‘Staged just for me’: The hidden delights of a Korean Disneyland


Welcome to the neighbourhood! An old house in downtown Daegu. Photo: Deirdre Smith
Who knew that taxi drivers went on strike? Well, it seems in Korea that they do. That and a delayed arrival meant a night at the Daegu Airport Hotel. I pulled back the curtains to see if I could see any landings or takeoffs and I looked straight into a Boeing 737, parked there for the night.
And forget about the taxi, I could have walked into town; at about three kilometres, the Daegu International Airport and the urban centre must have one of the closest nexuses in the world.
It is logical when you fly into a new country that you are going to the capital and you’re going to spend most of your time there, as that’s where everything happens. But try walking into Seoul from Incheon Airport, 60 kilometres away. And there are no planes outside your window either.
It wasn’t my first trip to Korea but I felt like Daegu was Korean Disneyland, staged just for me. The only other foreigner I saw averted his eyes; he must have been an English teacher.
More than two million people live here but you wouldn’t know it. There are no confusing metro trips, everything is there in the centre, especially around Dongseong-ro Street.

There are plenty of temples for those who require them. Photo: Pexels
Sure, there are the multicoloured pavilion temples and hanok timber-and-tile houses at the end of little alleyways, and you can have your photo taken in a traditional hanbok costume for free, but the things that stand out are shoes. And chicken.
Who knew that hand-made shoes are still a thing, anywhere in the world? But Daegu has a whole street dedicated to the craft. The old cobbler, a word that hardly exists anymore, searched throughout his crowded shop, the problem being that I am hardly Korean-petite. A brown pair of brogues, some black dress shoes? Or what about these, orange and violet with a navy wedge sole that looked like they belonged in a bowling alley? I can’t say I have ever thought about orange and violet as a natural combination, even if tempered by navy but how could I disappoint him? At about $50, it was no great stretch either.
Further along was a chicken stall, hardly a restaurant, where two dozen chickens slowly turned on a street-side rotisserie. But how to order? I pointed and sat down. A whole chicken arrived on a plate. That’s it, no rice, no vegetables. The only accompaniments were a pair of scissors to cut it with and some plastic gloves to wear while doing so.
The sole drink available was cloudy rice wine, the astringent taste a perfect foil for the chicken that managed to be crunchy and juicy, somehow sweet yet intensively chicken-flavoured at the same time. The locals are proud that their KFC, or Korean Fried Chicken, is taking over the world. You might not think you are capable of consuming a whole chicken on your own. But you will, you will. And you can tell yourself they are not that big anyway.
Daegu is an industrial powerhouse and while a walk around the hardware district might not be a typical tourist thing, it makes for fascinating photos. It is as though every shelf in Bunnings has been given its own outlet.
Who knew that there are so many different types of trolley wheels that you need a whole shop for them? Or that fire hydrants come in 23 sizes? And surprisingly for a country that leads the world in style and design, second-hand is a big thing too, and you can come away with a 1980s floral jumper made in Hong Kong or a china tea pot that somebody’s grandmother no longer needs.

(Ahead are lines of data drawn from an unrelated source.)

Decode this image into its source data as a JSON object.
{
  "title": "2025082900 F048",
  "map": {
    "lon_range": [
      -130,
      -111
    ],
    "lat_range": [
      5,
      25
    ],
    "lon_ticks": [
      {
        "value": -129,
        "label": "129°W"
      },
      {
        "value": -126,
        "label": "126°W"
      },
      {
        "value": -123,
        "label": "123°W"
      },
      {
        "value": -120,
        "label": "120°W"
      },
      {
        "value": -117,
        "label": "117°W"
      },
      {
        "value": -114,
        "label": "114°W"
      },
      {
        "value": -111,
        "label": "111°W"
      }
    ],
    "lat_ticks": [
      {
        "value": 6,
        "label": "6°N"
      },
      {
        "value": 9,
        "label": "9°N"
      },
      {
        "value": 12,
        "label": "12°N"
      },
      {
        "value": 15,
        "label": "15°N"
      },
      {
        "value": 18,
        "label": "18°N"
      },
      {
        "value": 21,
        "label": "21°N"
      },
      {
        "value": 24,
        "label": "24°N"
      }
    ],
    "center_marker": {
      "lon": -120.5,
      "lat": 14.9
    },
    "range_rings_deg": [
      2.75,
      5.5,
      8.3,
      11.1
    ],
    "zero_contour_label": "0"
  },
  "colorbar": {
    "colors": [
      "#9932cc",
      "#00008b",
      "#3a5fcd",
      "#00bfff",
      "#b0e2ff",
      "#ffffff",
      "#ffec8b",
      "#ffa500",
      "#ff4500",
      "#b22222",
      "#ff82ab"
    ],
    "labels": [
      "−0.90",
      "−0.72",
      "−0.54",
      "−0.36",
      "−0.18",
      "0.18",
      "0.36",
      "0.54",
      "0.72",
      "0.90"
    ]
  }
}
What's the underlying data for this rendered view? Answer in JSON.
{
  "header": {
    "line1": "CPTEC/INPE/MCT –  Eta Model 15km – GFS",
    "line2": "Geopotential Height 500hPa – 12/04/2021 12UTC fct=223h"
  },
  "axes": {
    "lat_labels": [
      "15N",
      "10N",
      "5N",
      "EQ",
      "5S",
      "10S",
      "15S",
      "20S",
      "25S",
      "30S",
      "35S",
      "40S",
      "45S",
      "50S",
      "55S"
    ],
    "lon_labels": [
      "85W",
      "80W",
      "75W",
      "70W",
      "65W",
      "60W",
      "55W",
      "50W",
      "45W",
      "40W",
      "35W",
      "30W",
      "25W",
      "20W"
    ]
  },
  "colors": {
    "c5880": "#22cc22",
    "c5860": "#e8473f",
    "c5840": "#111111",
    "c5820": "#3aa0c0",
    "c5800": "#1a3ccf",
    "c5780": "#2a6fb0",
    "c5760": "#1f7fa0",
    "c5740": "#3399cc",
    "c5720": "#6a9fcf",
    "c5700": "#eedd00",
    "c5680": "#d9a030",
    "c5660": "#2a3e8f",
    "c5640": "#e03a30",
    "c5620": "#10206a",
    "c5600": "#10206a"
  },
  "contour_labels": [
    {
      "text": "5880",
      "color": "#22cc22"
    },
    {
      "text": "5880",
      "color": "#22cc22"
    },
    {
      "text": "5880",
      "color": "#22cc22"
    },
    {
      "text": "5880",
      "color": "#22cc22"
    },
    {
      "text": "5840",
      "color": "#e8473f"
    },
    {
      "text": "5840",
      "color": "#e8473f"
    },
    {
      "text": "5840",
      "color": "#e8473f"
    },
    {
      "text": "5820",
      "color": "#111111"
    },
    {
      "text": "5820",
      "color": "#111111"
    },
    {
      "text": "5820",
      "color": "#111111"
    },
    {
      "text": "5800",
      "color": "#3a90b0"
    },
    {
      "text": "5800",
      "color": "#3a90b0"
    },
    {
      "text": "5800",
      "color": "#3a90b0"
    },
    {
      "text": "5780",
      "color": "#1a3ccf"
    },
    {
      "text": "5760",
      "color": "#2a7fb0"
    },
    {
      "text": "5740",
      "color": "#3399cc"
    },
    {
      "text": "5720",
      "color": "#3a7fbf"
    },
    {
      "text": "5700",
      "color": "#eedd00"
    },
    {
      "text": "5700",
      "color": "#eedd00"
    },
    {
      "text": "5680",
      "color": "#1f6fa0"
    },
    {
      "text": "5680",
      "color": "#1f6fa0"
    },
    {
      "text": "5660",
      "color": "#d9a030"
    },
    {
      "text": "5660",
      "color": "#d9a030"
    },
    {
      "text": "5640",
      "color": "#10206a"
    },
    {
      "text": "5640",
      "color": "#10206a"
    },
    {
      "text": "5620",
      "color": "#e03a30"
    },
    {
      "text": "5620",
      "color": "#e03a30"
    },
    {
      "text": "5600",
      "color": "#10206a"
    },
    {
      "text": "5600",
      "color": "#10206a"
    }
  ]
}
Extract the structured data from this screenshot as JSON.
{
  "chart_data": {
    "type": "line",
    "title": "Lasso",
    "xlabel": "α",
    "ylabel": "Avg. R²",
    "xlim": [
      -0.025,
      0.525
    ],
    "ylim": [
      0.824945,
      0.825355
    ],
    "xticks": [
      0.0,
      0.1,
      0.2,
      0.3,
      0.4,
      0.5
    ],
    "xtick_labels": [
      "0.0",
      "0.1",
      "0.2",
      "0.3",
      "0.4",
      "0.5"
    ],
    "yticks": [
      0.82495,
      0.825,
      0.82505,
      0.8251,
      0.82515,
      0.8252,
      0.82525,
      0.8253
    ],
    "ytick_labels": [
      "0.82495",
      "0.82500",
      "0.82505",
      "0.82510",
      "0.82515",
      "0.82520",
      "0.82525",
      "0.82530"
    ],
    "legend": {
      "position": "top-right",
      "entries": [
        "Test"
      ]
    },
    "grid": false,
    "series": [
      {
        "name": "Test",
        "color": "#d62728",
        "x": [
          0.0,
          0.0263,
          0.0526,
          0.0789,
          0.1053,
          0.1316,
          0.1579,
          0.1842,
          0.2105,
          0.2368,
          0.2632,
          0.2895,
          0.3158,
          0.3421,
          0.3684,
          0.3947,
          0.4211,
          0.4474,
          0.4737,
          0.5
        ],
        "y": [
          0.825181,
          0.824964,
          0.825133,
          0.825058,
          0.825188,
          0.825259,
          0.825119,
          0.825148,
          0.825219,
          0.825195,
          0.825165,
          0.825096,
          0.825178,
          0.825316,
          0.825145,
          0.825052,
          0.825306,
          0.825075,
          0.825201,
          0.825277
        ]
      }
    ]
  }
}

Anyone for a particular trolley wheel? It’ll be here. Photo: Deirdre Smith
And while, to my mind, the traditional hanbok dress is just a bit too puffy, specialist tailors have the most beautiful silks for mothers and daughters to choose from, in lime green and fuchsia pink – they are not afraid of colour. The seamstresses, there’s another archaic word, are happy for you to wander and even if you don’t need a whole dress, little rolls of fabric offcuts are on sale outside for about $1 each.
Oh, and did we mention cosmetics? Like the chicken and pop music, they are on every young woman’s lips worldwide. There is a whole street dedicated to cosmetics, there are snail slime face creams and fermented bean face packs, but they also do a red wine version. All just $1 each and packaged so beautifully, you could just about lick the packet. Well, not the snail slime one.
And of course, you need a museum and a cultural activity or two. Set in an old bank, the small Daegu Modern History Museum is poignant, it demonstrates how in 1907, Koreans clubbed together in a burst of nationalistic fervour and donated all their jewellery and valuables to pay off debts owed to Japan.
Also free, the Museum of Oriental Medicine explains this still-common practice and also allows you a little practical action by letting you make your own soap. It might not have lathered very well once I got home but everybody wants to know where I got my the violet and orange shoes.
And another little-city thing about Daegu is its little-city prices. Standard hotels have double rooms for about $50 a night while $100 will buy you something much more lavish. Daegu is 300 kilometres south-east from Seoul and can be reached by fast train in 1:37 hours. Direct flights are available from Japan, Taiwan and China.